Si cambia cd, e il secondo è meno eccelso del primo, anche se cose interessanti ci sono ugualmente: “Sofa Rockers” degli Sofa Surfers (la pratica di passare da un divano all’altro di parenti o amici, o quando sei senza casa e cerchi un posto dove dormire) è un esempio perfetto di downtempo leggero e ondeggiante, “you got me spinning around”, nient’altro da aggiungere.
Uno dei massimi hit di rap americani, “1st of tha Month” dei Bone Thugs N-Harmony viene trasformato in un chill out, «smoke a lotta weed…burn…burn!» preso alla lettera, vive in una nuvola di fumo in un tempo lento con pause e ripartenze che invitano a fare il sofa surfer professionale. “East West (Stoned Together)” di Mama Oliver (?), sempre sulla stessa vibe, è, come il titolo suggerisce, da strafatti insieme.
K&D firmano “Boogie Woogie”, che tradisce il titolo ed è puro ambient, un mellotron e una chitarra acustica, “Sin” è peccaminosa il giusto, con echi dei Black Uhuru, e la tipica espressione “bomboclaat” dei jamaicani nel remix dei Knowtoryus diventa “Bomberclaad”.
Anche “Going Under”, così come “Bug Powder Dust” viene filtrata dal trattamento dub, che la rende ancora più sofferta esistenzialmente, voce in primo piano come un recitato fra suoni che sfuggono via per le tangenti e percussioni elettroniche squittenti che creano un clima inquietante il giusto.
Ci starebbe stata alla grande in uno scenario tipo Blade Runner. ‘‘Million Town’, più delicata e aerea, chiude il viaggio.
Più di 20 anni dopo, le “K&D Sessions” rimangono una fotografia di un momento storico preciso, ma reggono ancora benissimo, perché la classe non è acqua, e la loro interpretazione dell’idea di re-visione, il loro «strano ibrido di amore per il passato e di amore per il futuro» gli dà uno spessore da “game changers”, come si chiamano gli originatori, quelli che inventano e non copiano. In un bellissimo articolo su DJ Mag, Colm O’Luoghlin nel 2015 ha scritto: «Questa è musica che ha ottenuto il raro risultato di mischiare sapori di dance elettronica con un suonare organico, umano, in un modo che funziona senza soluzioni di continuità. E nella sua maniera di mischiare gli stili, è stato precursore pre-millenario del mix post-moderno, post-tutto, che abbiamo adesso. Ed è stata abbastanza per Peter e Richard che hanno continuato con altri progetti (Tosca per Kruder, Peace Orchestra per Dorfmeister), forse per non macchiare l’eredità che avevano creato».

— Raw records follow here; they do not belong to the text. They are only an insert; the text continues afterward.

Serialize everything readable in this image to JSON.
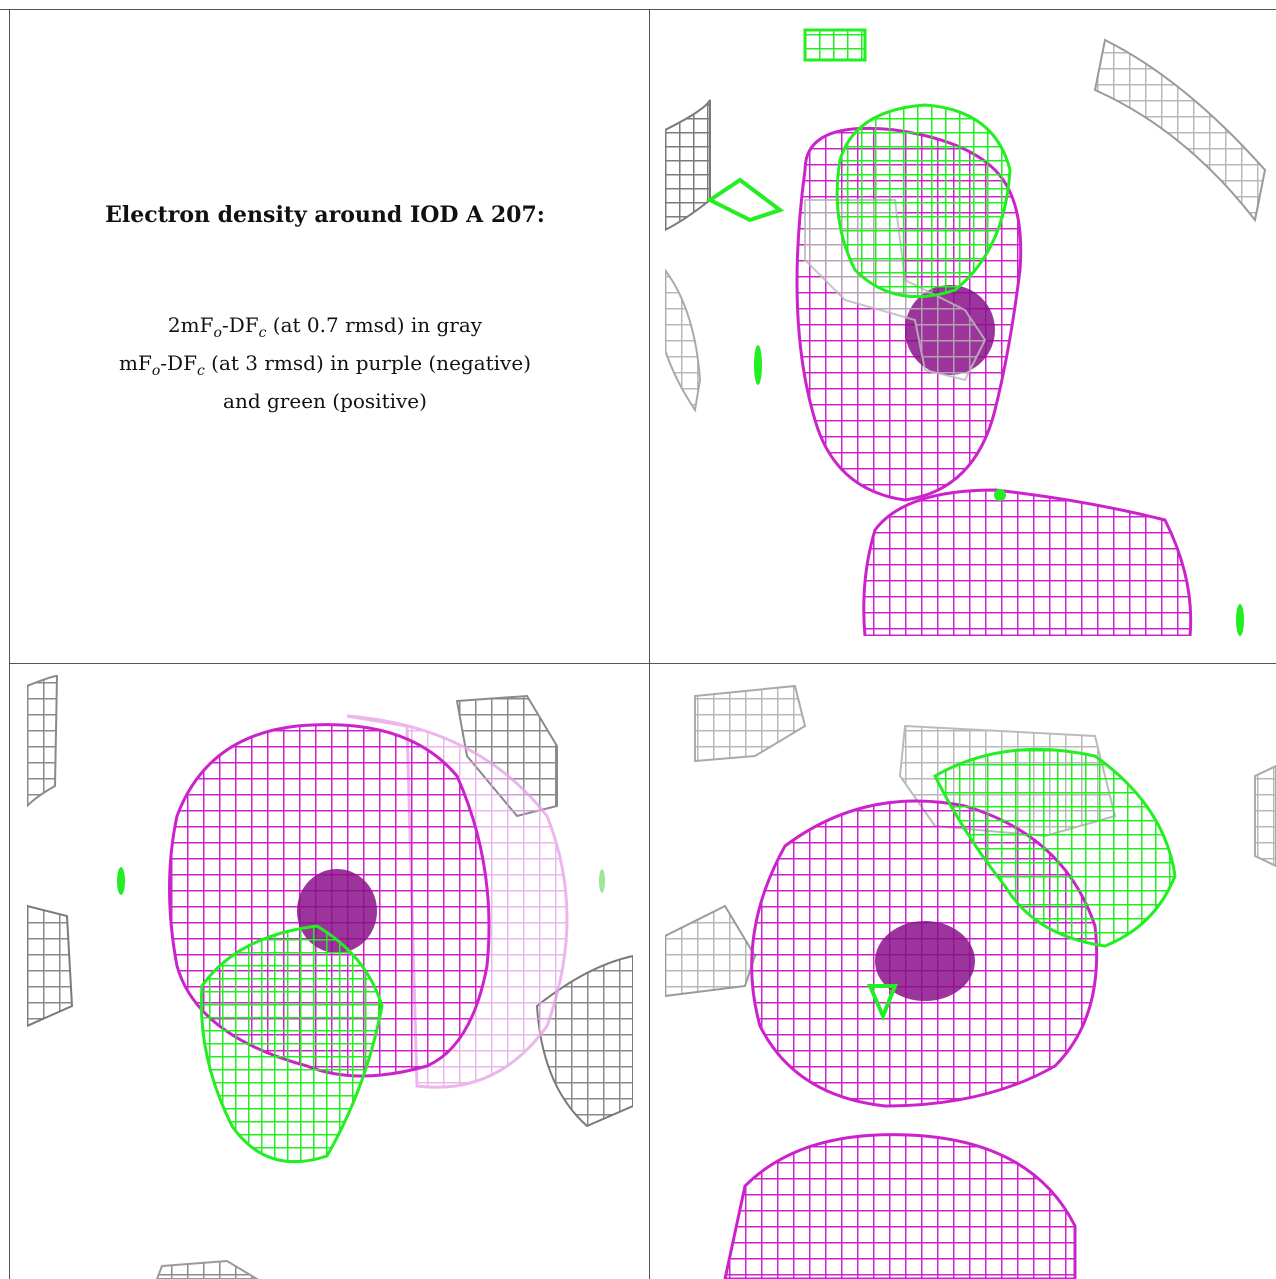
{
  "caption": {
    "title": "Electron density around IOD A 207:",
    "line1_pre": "2mF",
    "line1_sub1": "o",
    "line1_mid": "-DF",
    "line1_sub2": "c",
    "line1_post": " (at 0.7 rmsd) in gray",
    "line2_pre": "mF",
    "line2_sub1": "o",
    "line2_mid": "-DF",
    "line2_sub2": "c",
    "line2_post": " (at 3 rmsd) in purple (negative)",
    "line3": "and green (positive)"
  },
  "colors": {
    "gray_map": "#b8b8b8",
    "gray_dark": "#7a7a7a",
    "negative": "#cc22cc",
    "negative_core": "#8a108a",
    "positive": "#22ee22",
    "frame": "#555555"
  },
  "panels": [
    {
      "id": "top-right",
      "view": "density-view-1"
    },
    {
      "id": "bottom-left",
      "view": "density-view-2"
    },
    {
      "id": "bottom-right",
      "view": "density-view-3"
    }
  ]
}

Forse, anche se due anni fa una reunion live c’è stata, e sono passati in una splendida notte d’estate a Villa Ada, a Roma, per un djset/performance che purtroppo ha toccato ben poco di questo album, più dance elettronica che downtempo.

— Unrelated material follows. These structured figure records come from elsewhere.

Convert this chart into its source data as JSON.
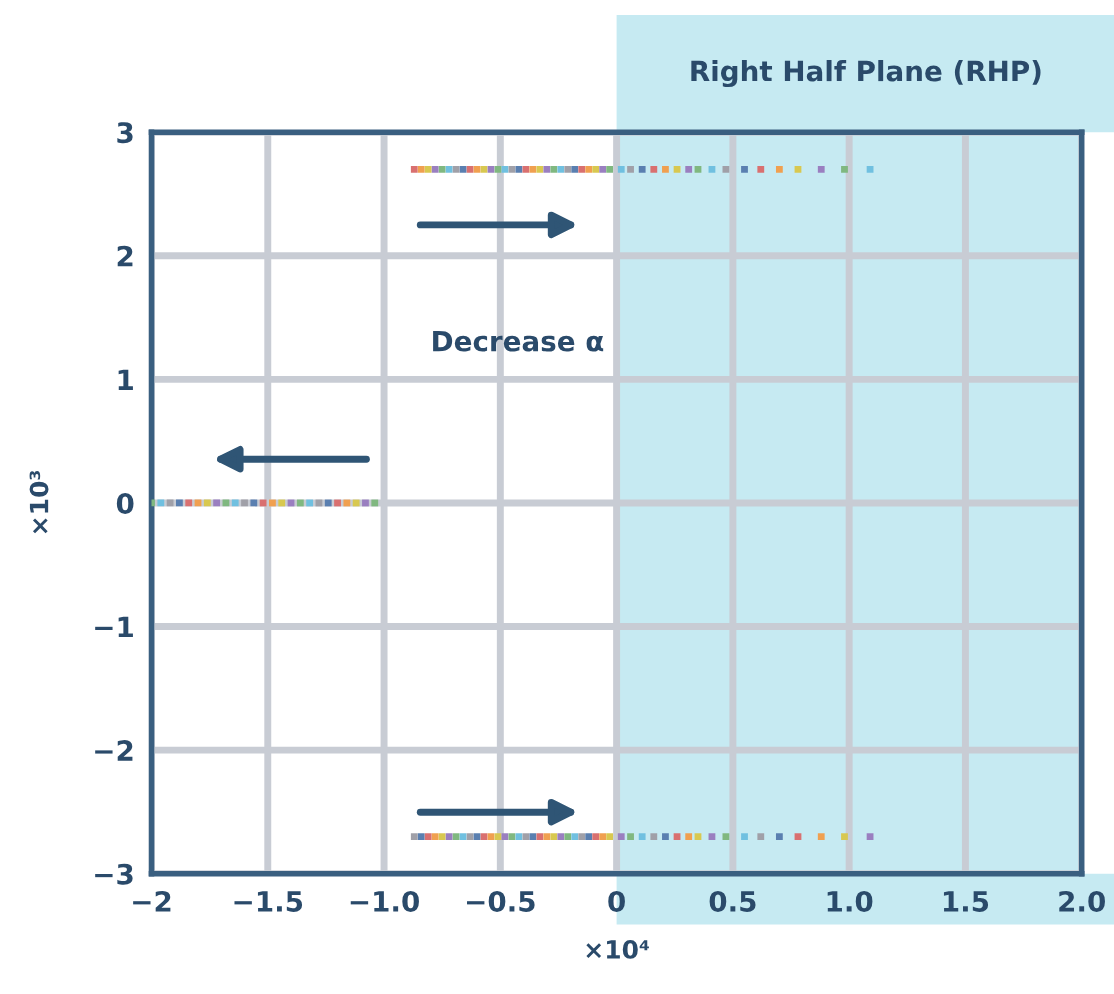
{
  "chart_data": {
    "type": "scatter",
    "xlabel": "×10⁴",
    "ylabel": "×10³",
    "annotations": [
      "Decrease α"
    ],
    "series": [
      {
        "x": [
          -0.87,
          -0.84,
          -0.81,
          -0.78,
          -0.75,
          -0.72,
          -0.69,
          -0.66,
          -0.63,
          -0.6,
          -0.57,
          -0.54,
          -0.51,
          -0.48,
          -0.45,
          -0.42,
          -0.39,
          -0.36,
          -0.33,
          -0.3,
          -0.27,
          -0.24,
          -0.21,
          -0.18,
          -0.15,
          -0.12,
          -0.09,
          -0.06,
          -0.03,
          0.02,
          0.06,
          0.11,
          0.16,
          0.21,
          0.26,
          0.31,
          0.35,
          0.41,
          0.47,
          0.55,
          0.62,
          0.7,
          0.78,
          0.88,
          0.98,
          1.09
        ],
        "values": [
          2.7,
          2.7,
          2.7,
          2.7,
          2.7,
          2.7,
          2.7,
          2.7,
          2.7,
          2.7,
          2.7,
          2.7,
          2.7,
          2.7,
          2.7,
          2.7,
          2.7,
          2.7,
          2.7,
          2.7,
          2.7,
          2.7,
          2.7,
          2.7,
          2.7,
          2.7,
          2.7,
          2.7,
          2.7,
          2.7,
          2.7,
          2.7,
          2.7,
          2.7,
          2.7,
          2.7,
          2.7,
          2.7,
          2.7,
          2.7,
          2.7,
          2.7,
          2.7,
          2.7,
          2.7,
          2.7
        ],
        "colors": [
          "#d97070",
          "#f0a050",
          "#d8c850",
          "#9a7fc0",
          "#80b880",
          "#70c0e0",
          "#a0a0a8",
          "#5a7fb0",
          "#d97070",
          "#f0a050",
          "#d8c850",
          "#9a7fc0",
          "#80b880",
          "#70c0e0",
          "#a0a0a8",
          "#5a7fb0",
          "#d97070",
          "#f0a050",
          "#d8c850",
          "#9a7fc0",
          "#80b880",
          "#70c0e0",
          "#a0a0a8",
          "#5a7fb0",
          "#d97070",
          "#f0a050",
          "#d8c850",
          "#9a7fc0",
          "#80b880",
          "#70c0e0",
          "#a0a0a8",
          "#5a7fb0",
          "#d97070",
          "#f0a050",
          "#d8c850",
          "#9a7fc0",
          "#80b880",
          "#70c0e0",
          "#a0a0a8",
          "#5a7fb0",
          "#d97070",
          "#f0a050",
          "#d8c850",
          "#9a7fc0",
          "#80b880",
          "#70c0e0"
        ]
      },
      {
        "x": [
          -0.87,
          -0.84,
          -0.81,
          -0.78,
          -0.75,
          -0.72,
          -0.69,
          -0.66,
          -0.63,
          -0.6,
          -0.57,
          -0.54,
          -0.51,
          -0.48,
          -0.45,
          -0.42,
          -0.39,
          -0.36,
          -0.33,
          -0.3,
          -0.27,
          -0.24,
          -0.21,
          -0.18,
          -0.15,
          -0.12,
          -0.09,
          -0.06,
          -0.03,
          0.02,
          0.06,
          0.11,
          0.16,
          0.21,
          0.26,
          0.31,
          0.35,
          0.41,
          0.47,
          0.55,
          0.62,
          0.7,
          0.78,
          0.88,
          0.98,
          1.09
        ],
        "values": [
          -2.7,
          -2.7,
          -2.7,
          -2.7,
          -2.7,
          -2.7,
          -2.7,
          -2.7,
          -2.7,
          -2.7,
          -2.7,
          -2.7,
          -2.7,
          -2.7,
          -2.7,
          -2.7,
          -2.7,
          -2.7,
          -2.7,
          -2.7,
          -2.7,
          -2.7,
          -2.7,
          -2.7,
          -2.7,
          -2.7,
          -2.7,
          -2.7,
          -2.7,
          -2.7,
          -2.7,
          -2.7,
          -2.7,
          -2.7,
          -2.7,
          -2.7,
          -2.7,
          -2.7,
          -2.7,
          -2.7,
          -2.7,
          -2.7,
          -2.7,
          -2.7,
          -2.7,
          -2.7
        ],
        "colors": [
          "#a0a0a8",
          "#5a7fb0",
          "#d97070",
          "#f0a050",
          "#d8c850",
          "#9a7fc0",
          "#80b880",
          "#70c0e0",
          "#a0a0a8",
          "#5a7fb0",
          "#d97070",
          "#f0a050",
          "#d8c850",
          "#9a7fc0",
          "#80b880",
          "#70c0e0",
          "#a0a0a8",
          "#5a7fb0",
          "#d97070",
          "#f0a050",
          "#d8c850",
          "#9a7fc0",
          "#80b880",
          "#70c0e0",
          "#a0a0a8",
          "#5a7fb0",
          "#d97070",
          "#f0a050",
          "#d8c850",
          "#9a7fc0",
          "#80b880",
          "#70c0e0",
          "#a0a0a8",
          "#5a7fb0",
          "#d97070",
          "#f0a050",
          "#d8c850",
          "#9a7fc0",
          "#80b880",
          "#70c0e0",
          "#a0a0a8",
          "#5a7fb0",
          "#d97070",
          "#f0a050",
          "#d8c850",
          "#9a7fc0"
        ]
      },
      {
        "x": [
          -2.0,
          -1.96,
          -1.92,
          -1.88,
          -1.84,
          -1.8,
          -1.76,
          -1.72,
          -1.68,
          -1.64,
          -1.6,
          -1.56,
          -1.52,
          -1.48,
          -1.44,
          -1.4,
          -1.36,
          -1.32,
          -1.28,
          -1.24,
          -1.2,
          -1.16,
          -1.12,
          -1.08,
          -1.04
        ],
        "values": [
          0,
          0,
          0,
          0,
          0,
          0,
          0,
          0,
          0,
          0,
          0,
          0,
          0,
          0,
          0,
          0,
          0,
          0,
          0,
          0,
          0,
          0,
          0,
          0,
          0
        ],
        "colors": [
          "#80b880",
          "#70c0e0",
          "#a0a0a8",
          "#5a7fb0",
          "#d97070",
          "#f0a050",
          "#d8c850",
          "#9a7fc0",
          "#80b880",
          "#70c0e0",
          "#a0a0a8",
          "#5a7fb0",
          "#d97070",
          "#f0a050",
          "#d8c850",
          "#9a7fc0",
          "#80b880",
          "#70c0e0",
          "#a0a0a8",
          "#5a7fb0",
          "#d97070",
          "#f0a050",
          "#d8c850",
          "#9a7fc0",
          "#80b880"
        ]
      }
    ],
    "marker": "square",
    "bands": [
      {
        "axis": "x",
        "from": 0,
        "to": 2,
        "label": "Right Half Plane (RHP)",
        "color": "#c6eaf2"
      }
    ],
    "xlim": [
      -2,
      2
    ],
    "ylim": [
      -3,
      3
    ],
    "xticks": [
      {
        "value": -2,
        "label": "−2"
      },
      {
        "value": -1.5,
        "label": "−1.5"
      },
      {
        "value": -1,
        "label": "−1.0"
      },
      {
        "value": -0.5,
        "label": "−0.5"
      },
      0,
      0.5,
      {
        "value": 1,
        "label": "1.0"
      },
      1.5,
      {
        "value": 2,
        "label": "2.0"
      }
    ],
    "yticks": [
      {
        "value": -3,
        "label": "−3"
      },
      {
        "value": -2,
        "label": "−2"
      },
      {
        "value": -1,
        "label": "−1"
      },
      0,
      1,
      2,
      3
    ],
    "grid": true
  }
}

Sempre a Rolling Stone Ed. Italiana hanno detto: «Sai, ciò che facevamo piaceva, però si trattava comunque di musica underground. Solo che d’un tratto era diventata così popolare che chiunque voleva qualcosa da noi, tutti volevano diventare nostri amici, averci ai loro party… Ma noi abbiamo sempre fatto musica per altre ragioni, non per la celebrità, ma per amore per la musica, perché è la nostra passione e non possiamo fare altro. Non era nei nostri piani diventare così famosi, naturalmente è stata una fortuna che alla gente il nostro lavoro sia piaciuto così tanto, ma con i pro sono arrivati anche i contro».
Forse non erano nati star, anche se i loro trattamenti hanno aiutato tante star a varcare i propri confini, i propri limiti, e diventare qualcosa che da soli non sarebbero mai riusciti a raggiungere.